La comunione del Figlio col Padre si estende, attraverso Gesù, ai discepoli e dai discepoli all’umanità intera, ma è indispensabile una condizione: «voi in me», restare in lui. Chi resta in lui, partecipa di lui: «io in voi». Il Verbo incarnato, morto e risorto ha vivificato di se stesso la natura umana divenendo reale potenzialità per ogni uomo e ogni donna. Chiede però nudità, abbandono, di restare in lui, affinché lui possa farsi conoscere nell’intimo. «Voi in me e io in voi» implica la disponibilità ad aprirsi all’amore che Gesù ha fatto conoscere come esperienza umana incarnata. «Voi in me», come dire: «se mi amate». Se vi aprite al mio amore, io vi colmo di amore. Questo amore è il suo Spirito, è lo Spirito Santo che è amore in atto. Amore nell’atto di amare. Aprirsi allo Spirito di Cristo invita a riconoscere che siamo abitati dallo spirito del mondo, chiede di accettare un cammino di svuotamento, di kenosi. Processo che avviene nell’interiorità, nella solitudine. Questo tempo così anomalo si annuncia allora come segno di un’opera potente che scava nelle profondità per sciogliere, per provare e maturare la fede, per dirci «che è giunta l’ora ed è questa».

È giunto il tempo per vivere concretamente le parole di Gesù, «voi in me e io in voi», per lasciarsi attrarre nella dinamica della SS. Trinità e ricevere ed espandere amore. Questo crea corpo, unità. Fa sentire presenza e vicinanza anche nella distanza, nell’isolamento. Vivere la comunione d’amore con Gesù rende partecipi di una intensità d’amore che resta salda, radicata, al di là di qualunque lontananza. Fa sperimentare la comunione di Spirito. La consuetudine a sentire la presenza viva di Cristo dentro di noi, educa a sentire la presenza viva anche delle persone che amiamo, non solo di quelle sulla terra, ma anche di quelle già passate a miglior vita. Rende partecipi della comunione dei santi.

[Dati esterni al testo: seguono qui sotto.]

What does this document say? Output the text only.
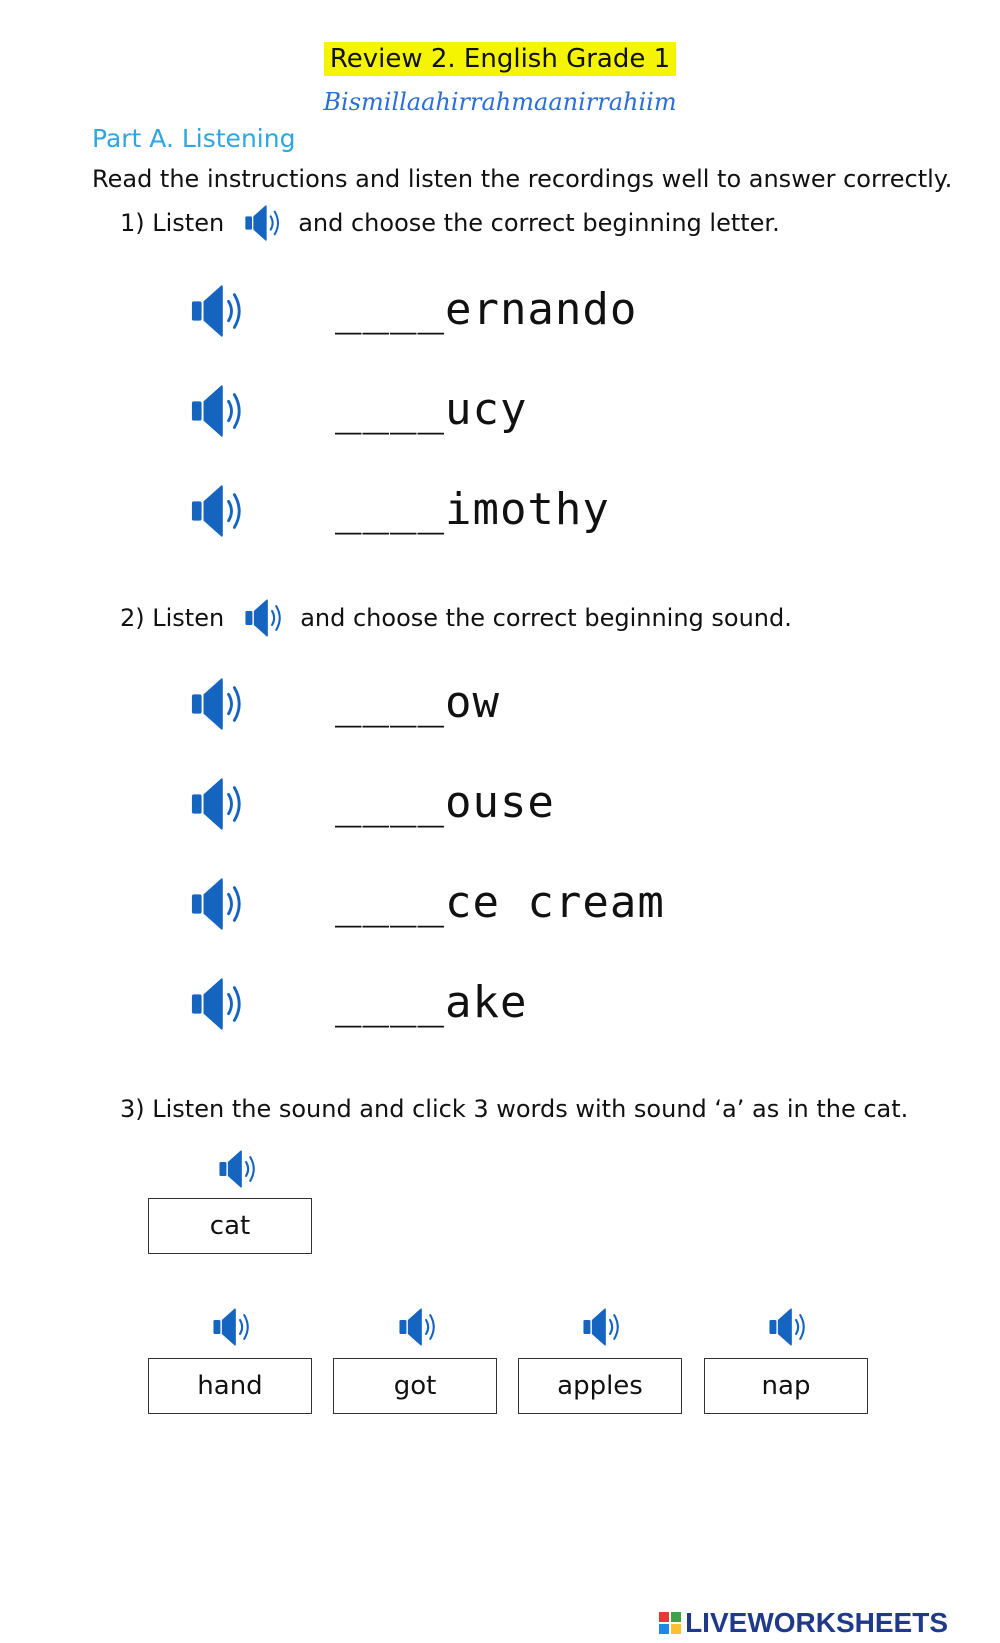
Review 2. English Grade 1
Bismillaahirrahmaanirrahiim
Part A. Listening
Read the instructions and listen the recordings well to answer correctly.
1) Listen	and choose the correct beginning letter.
____ernando
____ucy
____imothy
2) Listen	and choose the correct beginning sound.
____ow
____ouse
____ce cream
____ake
3) Listen the sound and click 3 words with sound ‘a’ as in the cat.
cat
hand	got	apples	nap
LIVEWORKSHEETS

La solitudine che conduce alla comunione d’amore con Gesù, si trasforma dunque in solitudine abitata, diviene la condizione necessaria a stabilire autentici rapporti di comunione con coloro che incontriamo sulla nostra strada. Intensità d’amore che crea corpo nella Chiesa e apre a un amore radicato e quindi sempre più dilatato universalmente.

Un amore che nella concreta vicinanza e presenza non diviene possessivo, aggressivo o dipendente, perché colmo, purificato da ogni forma di potere egoico, sia esso fisico, psichico e tanto meno spirituale. Questo vale per tutti, laici, consacrati, religiosi, perché possessività, brama di potere, investono tutti.

La comunione di Spirito richiede l’esperienza dello Spirito, la via dell’interiorità. Questa situazione così estrema che sta investendo anche il cuore della cristianità nella sua vita comunitaria, liturgica e sacramentale, potrebbe allora porre le condizioni per un effettivo salto di qualità, che sposti dal dover essere all’essere, che inviti a vivere la liturgia della vita, a incarnare i sacramenti. Segno profetico di una grande opera spirituale in atto.